Where $\mathbf{J}(\mathbf{x}(k) )$ is the Jacobian matrix for the vector function $\mathbf{F}(\mathbf{x}(k) )$ ,

and is defined by $\mathbf{J}(\mathbf{x}(k) ) = [ J_{ij} ] = [ \dfrac{\partial {F_i}}{\partial x_j } ]$

I found an approximation for the Jacobian matrix using numerical differentiation, then incorporated it in the iteration.

The Newton-Raphson method converged in 10 iterations. Having found the quadrilateral, what was left is simple

geometry to find the coordinates of the incenter, and this is easy to find by taking the intersection point of the

angle bisectors of two adjacent vertices.
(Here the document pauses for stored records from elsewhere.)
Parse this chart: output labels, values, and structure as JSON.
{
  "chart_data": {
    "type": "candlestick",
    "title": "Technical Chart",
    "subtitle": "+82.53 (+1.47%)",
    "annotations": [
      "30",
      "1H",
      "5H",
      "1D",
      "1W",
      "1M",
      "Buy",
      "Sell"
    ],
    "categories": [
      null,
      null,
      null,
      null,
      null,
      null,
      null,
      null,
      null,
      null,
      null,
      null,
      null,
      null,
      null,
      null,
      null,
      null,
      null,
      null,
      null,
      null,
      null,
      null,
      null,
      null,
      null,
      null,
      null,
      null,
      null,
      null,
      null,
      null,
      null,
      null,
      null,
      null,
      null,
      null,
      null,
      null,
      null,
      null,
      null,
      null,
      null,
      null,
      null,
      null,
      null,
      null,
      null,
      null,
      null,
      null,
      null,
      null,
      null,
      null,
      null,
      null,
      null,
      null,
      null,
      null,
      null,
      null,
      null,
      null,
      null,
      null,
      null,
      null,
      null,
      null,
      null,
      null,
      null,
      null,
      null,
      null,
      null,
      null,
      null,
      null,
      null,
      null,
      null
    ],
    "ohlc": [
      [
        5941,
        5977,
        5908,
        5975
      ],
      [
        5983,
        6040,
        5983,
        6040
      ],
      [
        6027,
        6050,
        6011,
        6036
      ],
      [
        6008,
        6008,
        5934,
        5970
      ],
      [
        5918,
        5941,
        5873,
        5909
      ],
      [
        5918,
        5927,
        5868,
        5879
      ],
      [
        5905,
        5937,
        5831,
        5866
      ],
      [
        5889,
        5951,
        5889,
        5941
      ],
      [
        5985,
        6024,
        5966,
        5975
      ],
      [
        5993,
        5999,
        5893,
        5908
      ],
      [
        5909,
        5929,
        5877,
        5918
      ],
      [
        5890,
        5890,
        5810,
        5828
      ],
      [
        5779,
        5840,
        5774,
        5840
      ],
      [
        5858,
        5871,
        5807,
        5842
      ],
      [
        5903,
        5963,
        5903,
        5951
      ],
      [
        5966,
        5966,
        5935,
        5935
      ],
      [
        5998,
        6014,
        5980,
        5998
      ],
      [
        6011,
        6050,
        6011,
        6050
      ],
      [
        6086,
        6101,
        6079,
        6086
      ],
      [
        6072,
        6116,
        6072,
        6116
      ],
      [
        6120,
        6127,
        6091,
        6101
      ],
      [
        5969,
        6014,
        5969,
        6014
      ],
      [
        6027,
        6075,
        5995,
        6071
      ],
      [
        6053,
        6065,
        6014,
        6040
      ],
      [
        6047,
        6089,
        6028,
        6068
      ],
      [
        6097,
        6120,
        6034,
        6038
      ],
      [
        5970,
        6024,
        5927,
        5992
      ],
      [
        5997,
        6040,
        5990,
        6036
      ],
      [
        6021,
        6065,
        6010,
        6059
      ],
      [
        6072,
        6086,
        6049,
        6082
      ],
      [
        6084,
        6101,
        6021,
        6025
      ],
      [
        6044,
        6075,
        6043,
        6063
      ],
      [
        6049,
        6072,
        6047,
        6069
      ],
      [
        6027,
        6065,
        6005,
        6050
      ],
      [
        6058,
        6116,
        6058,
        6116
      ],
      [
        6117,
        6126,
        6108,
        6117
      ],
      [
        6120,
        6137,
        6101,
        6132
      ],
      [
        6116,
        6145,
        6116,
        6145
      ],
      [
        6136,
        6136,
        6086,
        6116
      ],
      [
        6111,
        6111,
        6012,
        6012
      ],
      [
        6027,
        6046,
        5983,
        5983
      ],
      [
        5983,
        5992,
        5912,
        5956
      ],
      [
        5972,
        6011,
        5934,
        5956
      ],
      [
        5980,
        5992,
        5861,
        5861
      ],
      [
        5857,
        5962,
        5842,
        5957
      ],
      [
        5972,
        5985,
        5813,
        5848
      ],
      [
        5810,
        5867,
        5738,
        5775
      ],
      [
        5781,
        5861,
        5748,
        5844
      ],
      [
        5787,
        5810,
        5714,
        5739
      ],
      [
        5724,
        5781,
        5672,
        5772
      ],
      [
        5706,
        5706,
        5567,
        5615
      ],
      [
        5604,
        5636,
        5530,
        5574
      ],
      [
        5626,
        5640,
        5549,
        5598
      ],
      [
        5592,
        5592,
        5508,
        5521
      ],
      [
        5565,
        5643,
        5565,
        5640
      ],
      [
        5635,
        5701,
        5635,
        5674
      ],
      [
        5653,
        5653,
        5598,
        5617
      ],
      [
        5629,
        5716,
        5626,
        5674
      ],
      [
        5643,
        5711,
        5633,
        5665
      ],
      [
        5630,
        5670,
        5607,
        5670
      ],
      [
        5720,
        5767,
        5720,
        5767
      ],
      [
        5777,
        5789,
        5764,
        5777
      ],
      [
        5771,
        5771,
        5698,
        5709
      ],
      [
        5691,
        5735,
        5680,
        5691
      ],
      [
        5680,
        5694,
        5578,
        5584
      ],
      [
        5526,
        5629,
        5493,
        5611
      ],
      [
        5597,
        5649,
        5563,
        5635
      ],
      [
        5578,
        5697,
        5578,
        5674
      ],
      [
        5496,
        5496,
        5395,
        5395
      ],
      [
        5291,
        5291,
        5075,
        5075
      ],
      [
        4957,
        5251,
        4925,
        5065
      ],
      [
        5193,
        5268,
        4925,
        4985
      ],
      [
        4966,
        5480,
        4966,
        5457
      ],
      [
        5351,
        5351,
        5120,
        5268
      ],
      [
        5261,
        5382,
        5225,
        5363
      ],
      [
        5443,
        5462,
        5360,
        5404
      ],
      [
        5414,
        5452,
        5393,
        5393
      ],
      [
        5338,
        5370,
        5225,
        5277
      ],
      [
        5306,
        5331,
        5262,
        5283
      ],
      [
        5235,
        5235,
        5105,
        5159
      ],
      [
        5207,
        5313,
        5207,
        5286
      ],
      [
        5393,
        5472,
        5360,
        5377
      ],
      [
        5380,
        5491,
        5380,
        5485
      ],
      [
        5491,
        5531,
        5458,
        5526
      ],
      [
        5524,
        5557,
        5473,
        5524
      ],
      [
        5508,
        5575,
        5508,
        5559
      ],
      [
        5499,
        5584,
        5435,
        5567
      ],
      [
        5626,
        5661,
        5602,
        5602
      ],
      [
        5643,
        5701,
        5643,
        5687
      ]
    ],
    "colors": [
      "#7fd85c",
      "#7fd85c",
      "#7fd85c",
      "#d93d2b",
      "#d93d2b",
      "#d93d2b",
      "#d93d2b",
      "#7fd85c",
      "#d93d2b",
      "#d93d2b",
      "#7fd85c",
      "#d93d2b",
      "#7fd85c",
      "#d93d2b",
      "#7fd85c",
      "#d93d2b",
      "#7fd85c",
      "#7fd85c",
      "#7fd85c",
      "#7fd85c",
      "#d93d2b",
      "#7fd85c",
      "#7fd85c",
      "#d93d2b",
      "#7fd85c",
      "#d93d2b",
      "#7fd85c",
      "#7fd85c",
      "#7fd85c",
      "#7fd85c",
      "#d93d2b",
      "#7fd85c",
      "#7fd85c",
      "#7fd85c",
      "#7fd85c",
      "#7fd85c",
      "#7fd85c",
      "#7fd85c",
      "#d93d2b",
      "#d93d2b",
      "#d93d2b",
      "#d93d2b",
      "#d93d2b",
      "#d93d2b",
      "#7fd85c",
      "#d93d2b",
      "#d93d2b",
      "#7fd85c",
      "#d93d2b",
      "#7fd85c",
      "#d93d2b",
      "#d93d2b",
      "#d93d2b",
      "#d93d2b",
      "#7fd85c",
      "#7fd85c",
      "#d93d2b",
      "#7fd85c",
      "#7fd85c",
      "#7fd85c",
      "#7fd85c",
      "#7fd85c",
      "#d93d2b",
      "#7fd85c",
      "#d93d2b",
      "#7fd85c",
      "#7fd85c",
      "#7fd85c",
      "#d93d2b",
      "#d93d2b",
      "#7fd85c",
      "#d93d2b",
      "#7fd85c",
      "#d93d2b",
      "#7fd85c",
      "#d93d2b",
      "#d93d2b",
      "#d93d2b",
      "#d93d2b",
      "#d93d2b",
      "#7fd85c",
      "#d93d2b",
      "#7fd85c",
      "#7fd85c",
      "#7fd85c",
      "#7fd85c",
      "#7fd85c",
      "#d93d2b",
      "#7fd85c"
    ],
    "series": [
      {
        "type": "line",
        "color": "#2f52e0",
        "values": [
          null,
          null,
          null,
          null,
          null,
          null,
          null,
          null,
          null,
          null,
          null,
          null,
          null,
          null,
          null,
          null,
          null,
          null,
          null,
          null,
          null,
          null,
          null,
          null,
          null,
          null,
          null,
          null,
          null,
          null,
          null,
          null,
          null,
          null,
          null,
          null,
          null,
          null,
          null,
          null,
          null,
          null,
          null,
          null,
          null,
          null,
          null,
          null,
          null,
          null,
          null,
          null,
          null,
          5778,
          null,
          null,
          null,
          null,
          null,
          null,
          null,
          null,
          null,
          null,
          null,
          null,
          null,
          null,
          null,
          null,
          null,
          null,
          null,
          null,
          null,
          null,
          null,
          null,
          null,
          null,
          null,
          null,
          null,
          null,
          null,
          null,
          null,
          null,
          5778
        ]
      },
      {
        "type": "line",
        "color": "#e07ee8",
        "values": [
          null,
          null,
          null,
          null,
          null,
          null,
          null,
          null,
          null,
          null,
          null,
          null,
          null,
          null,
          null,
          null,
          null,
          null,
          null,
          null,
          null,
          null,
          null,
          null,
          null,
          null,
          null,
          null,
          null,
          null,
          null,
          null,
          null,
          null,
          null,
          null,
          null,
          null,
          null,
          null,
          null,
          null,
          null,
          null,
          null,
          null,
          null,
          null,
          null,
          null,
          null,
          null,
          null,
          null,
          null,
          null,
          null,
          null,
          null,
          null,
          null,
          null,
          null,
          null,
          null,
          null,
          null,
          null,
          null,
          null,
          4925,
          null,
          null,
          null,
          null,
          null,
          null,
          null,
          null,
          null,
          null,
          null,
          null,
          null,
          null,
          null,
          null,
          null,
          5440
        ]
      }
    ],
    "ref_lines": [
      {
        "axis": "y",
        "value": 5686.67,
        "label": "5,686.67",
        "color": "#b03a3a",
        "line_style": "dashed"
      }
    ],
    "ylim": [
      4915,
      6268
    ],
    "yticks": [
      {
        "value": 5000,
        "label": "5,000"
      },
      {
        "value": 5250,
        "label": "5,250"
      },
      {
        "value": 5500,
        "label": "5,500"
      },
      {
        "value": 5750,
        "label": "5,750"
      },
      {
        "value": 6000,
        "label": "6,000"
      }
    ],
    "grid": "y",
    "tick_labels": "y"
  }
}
Finally, the square of the distance between the two centers is the sum of the

squares of the coordinates of the incenter.

This is Fuss' Theorem for a bicentric quadrilateral.

I also used Fuss' Theorem for solution. It is as under.
Here R=circumradius=12, and r=inradius=7, x=distance between centers.
$\huge x^2=R^2+r^2-r\sqrt{4R^2-r^2}=12^2+7^2-7\sqrt{4*12^2+7^2}=Large~\color{#D61F06}{18}$

l use Formula 39